Go Pointers Basics — Optimize¶

Instructions¶

Each exercise presents inefficient pointer usage. Identify the issue, fix it. Difficulty: 🟢 🟡 🔴.

Exercise 1 🟢 — Returning Pointer When Value Suffices¶

Problem:

func newPair(a, b int) *Pair { return &Pair{A: a, B: b} }

For small types, this allocates per call. Fix — return value:

func newPair(a, b int) Pair { return Pair{A: a, B: b} }

Benchmark: pointer ~20 ns/op + 1 alloc; value ~3 ns/op + 0 alloc.

Key insight: For small types, return value.
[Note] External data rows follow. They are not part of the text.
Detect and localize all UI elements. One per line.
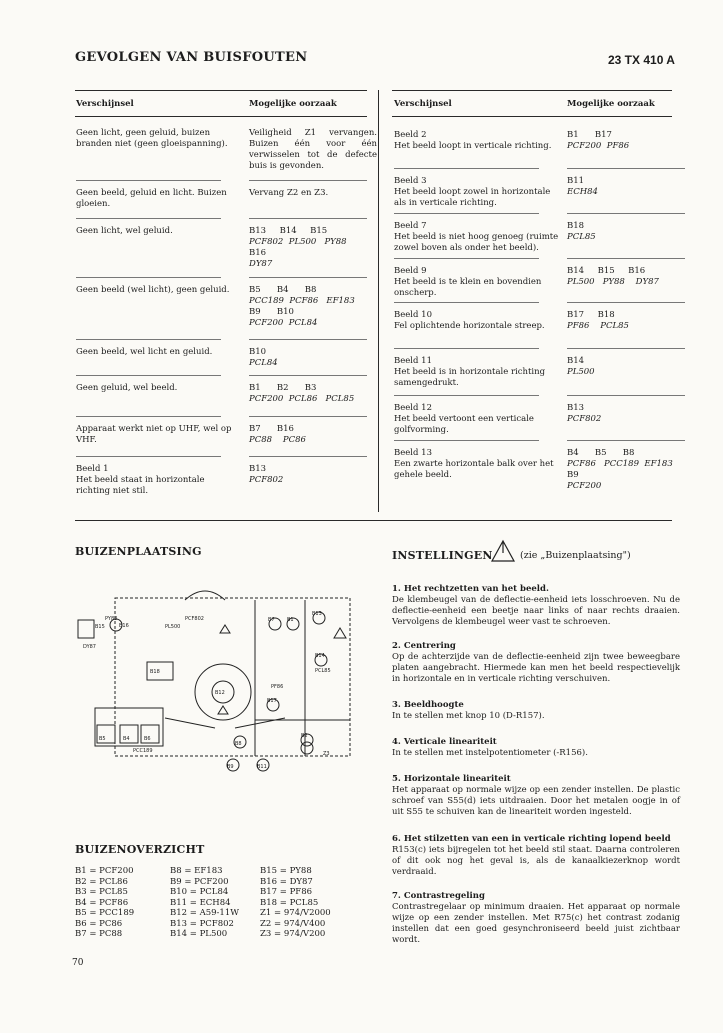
row-separator [76, 277, 221, 278]
svg-text:B11: B11 [257, 764, 267, 770]
step-title: 2. Centrering [392, 641, 456, 651]
model-code: 23 TX 410 A [608, 53, 675, 67]
svg-text:B6: B6 [144, 736, 151, 742]
right-row-symptom: Beeld 11 Het beeld is in horizontale richting samengedrukt. [394, 356, 546, 388]
right-row-cause [567, 221, 695, 243]
cause-line: B17 B18 [567, 310, 615, 320]
tube-entry: B3 = PCL85 [75, 887, 128, 897]
cause-line: B9 [567, 470, 579, 480]
row-separator [567, 302, 685, 303]
cause-line: PCC189 PCF86 EF183 [249, 296, 355, 306]
right-row-cause [567, 176, 695, 198]
table-top-rule [75, 90, 367, 91]
cause-line: B1 B17 [567, 130, 612, 140]
cause-line: PC88 PC86 [249, 435, 306, 445]
cause-line: PCF200 PCL84 [249, 318, 318, 328]
row-separator [249, 339, 367, 340]
svg-text:B18: B18 [150, 669, 160, 675]
cause-line: PCL85 [567, 232, 596, 242]
svg-text:B1: B1 [287, 617, 294, 623]
row-separator [394, 395, 539, 396]
right-row-cause [567, 448, 695, 492]
svg-text:B14: B14 [315, 653, 325, 659]
step-title: 3. Beeldhoogte [392, 700, 464, 710]
tube-entry: B13 = PCF802 [170, 918, 234, 929]
tube-entry: B16 = DY87 [260, 876, 313, 887]
svg-text:PL500: PL500 [165, 624, 181, 630]
cause-line: PL500 PY88 DY87 [567, 277, 659, 287]
svg-text:PCC189: PCC189 [133, 748, 153, 754]
col-header-cause-right: Mogelijke oorzaak [567, 99, 655, 109]
left-row-symptom: Geen licht, geen geluid, buizen branden niet (geen gloeispanning). [76, 128, 228, 149]
row-separator [249, 277, 367, 278]
tube-entry: B15 = PY88 [260, 866, 312, 876]
tube-entry: B5 = PCC189 [75, 908, 135, 918]
left-row-symptom: Geen beeld, geluid en licht. Buizen gloeien. [76, 188, 227, 209]
right-row-cause [567, 310, 695, 332]
step-title: 5. Horizontale lineariteit [392, 774, 511, 784]
cause-line: DY87 [249, 259, 273, 269]
row-separator [76, 375, 221, 376]
row-separator [567, 213, 685, 214]
tube-entry: B17 = PF86 [260, 887, 313, 897]
left-row-cause [249, 424, 377, 446]
row-separator [249, 180, 367, 181]
tube-entry: B6 = PC86 [75, 918, 123, 929]
row-separator [394, 302, 539, 303]
step-body: R153(c) iets bijregelen tot het beeld stil staat. Daarna controleren of dit ook nog het geval is, als de kanaalkiezerknop wordt verdraaid. [392, 845, 680, 877]
cause-line: PCF86 PCC189 EF183 [567, 459, 673, 469]
col-header-cause-left: Mogelijke oorzaak [249, 99, 337, 109]
row-separator [394, 258, 539, 259]
step-title: 4. Verticale lineariteit [392, 737, 497, 747]
tube-entry: B4 = PCF86 [75, 897, 129, 908]
cause-line: PL500 [567, 367, 595, 377]
left-row-cause [249, 285, 377, 329]
cause-line: PCF802 [249, 475, 284, 485]
left-row-cause: Vervang Z2 en Z3. [249, 188, 329, 198]
svg-text:B7: B7 [268, 617, 275, 623]
tube-entry: B7 = PC88 [75, 929, 123, 939]
right-row-symptom: Beeld 12 Het beeld vertoont een verticale golfvorming. [394, 403, 534, 435]
tube-entry: B8 = EF183 [170, 866, 223, 876]
cause-line: PCL84 [249, 358, 278, 368]
row-separator [394, 213, 539, 214]
cause-line: B10 [249, 347, 267, 357]
step-body: In te stellen met knop 10 (D-R157). [392, 711, 545, 721]
row-separator [76, 180, 221, 181]
step-body: Het apparaat op normale wijze op een zender instellen. De plastic schroef van S55(d) iets uitdraaien. Door het metalen oogje in of uit S55 te schuiven kan de lineariteit worden ingesteld. [392, 785, 680, 817]
cause-line: B9 B10 [249, 307, 294, 317]
row-separator [249, 416, 367, 417]
col-header-symptom-left: Verschijnsel [76, 99, 134, 109]
row-separator [394, 168, 539, 169]
cause-line: B14 [567, 356, 585, 366]
row-separator [76, 218, 221, 219]
cause-line: B13 [567, 403, 585, 413]
page-number: 70 [72, 958, 84, 968]
left-row-cause [249, 464, 377, 486]
cause-line: ECH84 [567, 187, 598, 197]
step-title: 6. Het stilzetten van een in verticale richting lopend beeld [392, 834, 671, 844]
svg-text:B12: B12 [215, 690, 225, 696]
left-row-symptom: Geen geluid, wel beeld. [76, 383, 178, 393]
cause-line: B14 B15 B16 [567, 266, 646, 276]
cause-line: PF86 PCL85 [567, 321, 629, 331]
left-row-cause: Veiligheid Z1 vervangen. Buizen één voor één verwisselen tot de defecte buis is gevonden. [249, 128, 377, 171]
left-row-cause [249, 383, 377, 405]
row-separator [567, 395, 685, 396]
settings-title-suffix: (zie „Buizenplaatsing") [520, 550, 631, 561]
row-separator [567, 348, 685, 349]
svg-text:B17: B17 [267, 698, 277, 704]
tube-entry: Z3 = 974/V200 [260, 929, 326, 939]
right-row-symptom: Beeld 7 Het beeld is niet hoog genoeg (ruimte zowel boven als onder het beeld). [394, 221, 559, 253]
svg-text:B15: B15 [95, 624, 105, 630]
tube-entry: B18 = PCL85 [260, 897, 319, 908]
cause-line: PCF200 PF86 [567, 141, 630, 151]
left-row-cause [249, 347, 377, 369]
tube-overview-table [75, 866, 365, 946]
svg-text:PCF802: PCF802 [185, 616, 204, 622]
tube-entry: B9 = PCF200 [170, 876, 229, 887]
svg-text:B4: B4 [123, 736, 130, 742]
row-separator [394, 348, 539, 349]
tube-entry: Z2 = 974/V400 [260, 918, 326, 929]
row-separator [76, 416, 221, 417]
step-body: In te stellen met instelpotentiometer (-R156). [392, 748, 588, 758]
right-row-symptom: Beeld 9 Het beeld is te klein en bovendien onscherp. [394, 266, 542, 298]
left-row-symptom: Geen beeld (wel licht), geen geluid. [76, 285, 230, 295]
left-row-symptom: Geen beeld, wel licht en geluid. [76, 347, 213, 357]
placement-title: BUIZENPLAATSING [75, 545, 202, 558]
svg-text:Z3: Z3 [323, 751, 330, 757]
cause-line: B11 [567, 176, 585, 186]
cause-line: PCF802 [567, 414, 602, 424]
overview-title: BUIZENOVERZICHT [75, 843, 205, 856]
step-body: Contrastregelaar op minimum draaien. Het apparaat op normale wijze op een zender instellen. Met R75(c) het contrast zodanig instellen dat een goed gesynchroniseerd beeld juist zichtbaar wordt. [392, 902, 680, 945]
cause-line: B13 B14 B15 [249, 226, 328, 236]
svg-text:B5: B5 [99, 736, 106, 742]
cause-line: PCF200 PCL86 PCL85 [249, 394, 355, 404]
step-body: De klembeugel van de deflectie-eenheid iets losschroeven. Nu de deflectie-eenheid een beetje naar links of naar rechts draaien. Vervolgens de klembeugel weer vast te schroeven. [392, 595, 680, 627]
row-separator [567, 258, 685, 259]
row-separator [76, 339, 221, 340]
tube-placement-diagram [75, 580, 357, 792]
step-title: 7. Contrastregeling [392, 891, 485, 901]
section-rule [75, 520, 672, 521]
right-row-symptom: Beeld 3 Het beeld loopt zowel in horizontale als in verticale richting. [394, 176, 551, 208]
svg-text:B8: B8 [235, 741, 242, 747]
tube-entry: B1 = PCF200 [75, 866, 134, 876]
tube-entry: B11 = ECH84 [170, 897, 231, 908]
svg-text:PCL85: PCL85 [315, 668, 331, 674]
cause-line: B5 B4 B8 [249, 285, 317, 295]
left-row-cause [249, 226, 377, 270]
cause-line: B13 [249, 464, 267, 474]
step-body: Op de achterzijde van de deflectie-eenheid zijn twee beweegbare platen aangebracht. Hiermede kan men het beeld respectievelijk in horizontale en in verticale richting verschuiven. [392, 652, 680, 684]
right-row-cause [567, 266, 695, 288]
row-separator [249, 375, 367, 376]
svg-text:PF86: PF86 [271, 684, 284, 690]
row-separator [567, 168, 685, 169]
right-row-cause [567, 130, 695, 152]
right-row-symptom: Beeld 10 Fel oplichtende horizontale streep. [394, 310, 545, 331]
tube-entry: Z1 = 974/V2000 [260, 908, 331, 918]
page-title: GEVOLGEN VAN BUISFOUTEN [75, 50, 308, 65]
right-row-symptom: Beeld 13 Een zwarte horizontale balk over het gehele beeld. [394, 448, 554, 480]
cause-line: PCF802 PL500 PY88 [249, 237, 347, 247]
col-header-symptom-right: Verschijnsel [394, 99, 452, 109]
row-separator [249, 456, 367, 457]
row-separator [567, 440, 685, 441]
triangle-marker-icon [490, 538, 516, 564]
left-row-symptom: Apparaat werkt niet op UHF, wel op VHF. [76, 424, 232, 445]
svg-text:B16: B16 [119, 623, 129, 629]
column-divider [378, 90, 379, 512]
svg-text:PY88: PY88 [105, 616, 118, 622]
right-row-symptom: Beeld 2 Het beeld loopt in verticale richting. [394, 130, 552, 151]
svg-text:DY87: DY87 [83, 644, 96, 650]
settings-title: INSTELLINGEN [392, 549, 493, 562]
cause-line: B18 [567, 221, 585, 231]
tube-entry: B12 = A59-11W [170, 908, 239, 918]
right-row-cause [567, 403, 695, 425]
svg-text:B2: B2 [301, 733, 308, 739]
tube-entry: B2 = PCL86 [75, 876, 128, 887]
svg-text:B13: B13 [312, 611, 322, 617]
svg-text:B9: B9 [227, 764, 234, 770]
row-separator [394, 440, 539, 441]
row-separator [76, 456, 221, 457]
cause-line: B16 [249, 248, 267, 258]
step-title: 1. Het rechtzetten van het beeld. [392, 584, 549, 594]
left-row-symptom: Beeld 1 Het beeld staat in horizontale richting niet stil. [76, 464, 205, 496]
row-separator [249, 218, 367, 219]
cause-line: B4 B5 B8 [567, 448, 635, 458]
cause-line: PCF200 [567, 481, 602, 491]
right-row-cause [567, 356, 695, 378]
tube-entry: B10 = PCL84 [170, 887, 229, 897]
tube-entry: B14 = PL500 [170, 929, 228, 939]
left-row-symptom: Geen licht, wel geluid. [76, 226, 173, 236]
cause-line: B1 B2 B3 [249, 383, 317, 393]
cause-line: B7 B16 [249, 424, 294, 434]
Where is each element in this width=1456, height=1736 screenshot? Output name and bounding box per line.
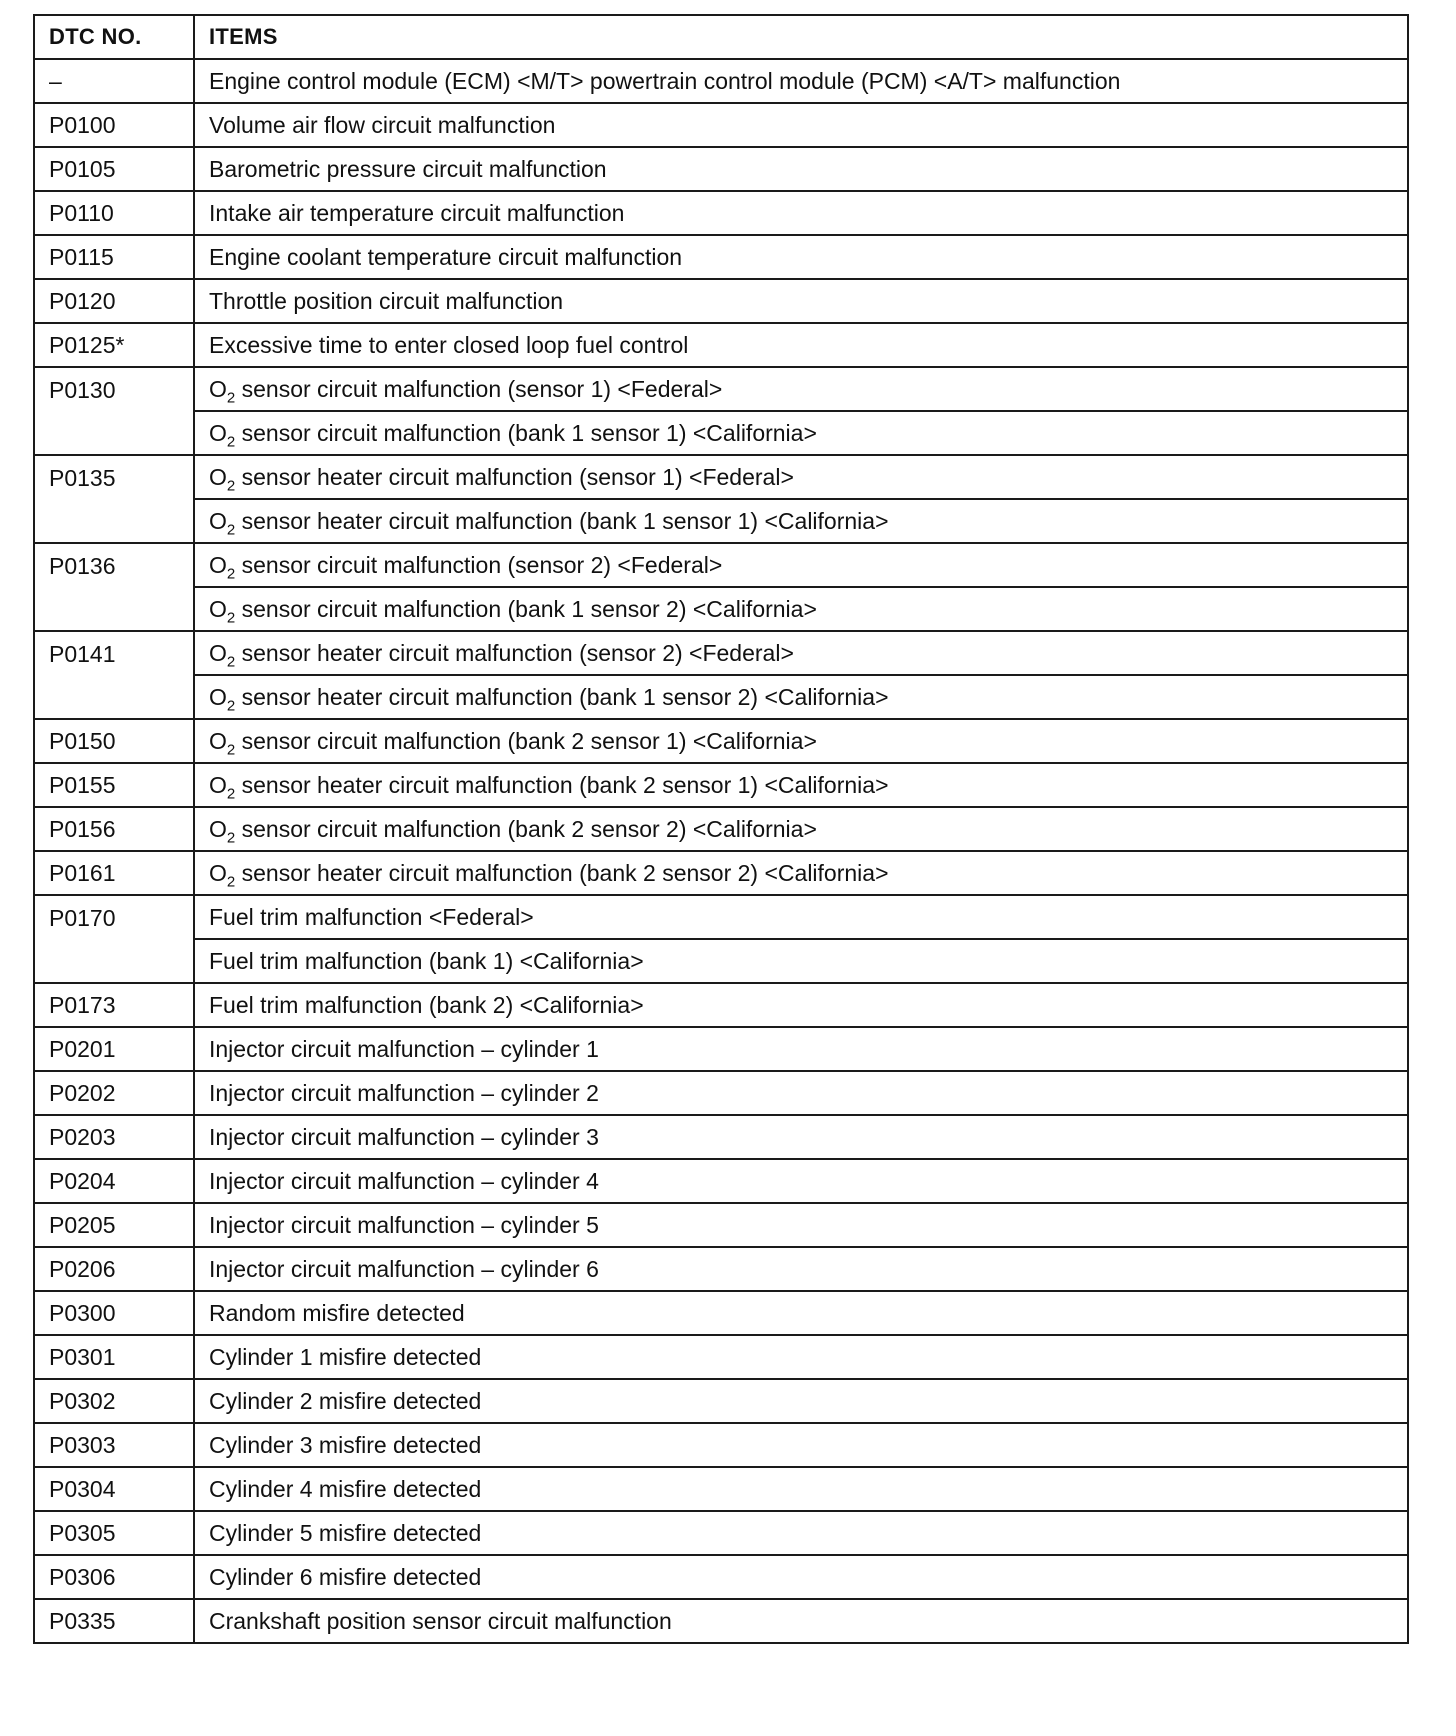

Pointer return forces heap.

Exercise 2 🟢 — Unnecessary Pointer Argument¶

Problem:

func sum(p *int) int { return *p }
sum(&n)

Just pass the value:

func sum(n int) int { return n }

For primitives, value pass is faster (register, no indirection).

Exercise 3 🟡 — Pool Heavy Allocations¶

Problem: A function allocates a 1 KB buffer per call.

Fix — sync.Pool:

var pool = sync.Pool{New: func() any { return new([1024]byte) }}

func use() {
    buf := pool.Get().(*[1024]byte)
    defer pool.Put(buf)
    // use buf
}

Benchmark: ~50× fewer allocations.

Exercise 4 🟡 — Use atomic.Pointer Instead of Mutex for Snapshot¶

Problem:

var mu sync.RWMutex
var config *Config

func get() *Config {
    mu.RLock(); defer mu.RUnlock()
    return config
}

Fix — atomic.Pointer:

var configPtr atomic.Pointer[Config]

func get() *Config { return configPtr.Load() }

Lock-free reads; faster under high concurrency.

Exercise 5 🟡 — Reduce Pointer Density¶

Problem: []*Item for 1M items adds 1M GC roots.

Fix — []Item (slice of values):

type Items []Item // value-typed slice

Each item inline; better cache locality; fewer GC roots.

When pointers ARE needed (sharing): keep them; otherwise prefer values.

Exercise 6 🔴 — Atomic.Pointer for Snapshot Config¶

Problem: Reload config without locking readers.

import "sync/atomic"

type Config struct { /* ... */ }
var current atomic.Pointer[Config]

func init() {
    current.Store(loadConfig())
}

func reload() {
    new := loadConfig()
    current.Store(new) // lock-free swap
}

func handle() {
    cfg := current.Load() // safe snapshot
    // use cfg
}

Old configs become garbage when all readers finish; GC handles cleanup.

Exercise 7 🔴 — Verify Stack Allocation¶

Problem:

func helper() int {
    p := new(int)
    *p = 42
    return *p
}

Does new(int) heap-allocate?

Verify:

go build -gcflags="-m" .
# helper inlined; new(int) likely doesn't escape; allocated on stack.

If you see "moved to heap", investigate. For simple cases, escape analysis keeps it on the stack.

Exercise 8 🔴 — Avoid Pointer Aliasing in Hot Path¶

Problem:

func add(a, b *int) {
    for i := 0; i < 1000; i++ {
        *a = *a + *b
    }
}

Each iteration must reload *a because the compiler can't prove a != b.

Fix — load to register first:

func add(a, b *int) {
    sum := *a
    delta := *b
    for i := 0; i < 1000; i++ {
        sum += delta
    }
    *a = sum
}

Benchmark: ~10× speedup for memory-bound loop.

Key insight: Pointer aliasing limits compiler optimization. Hoist loads/stores.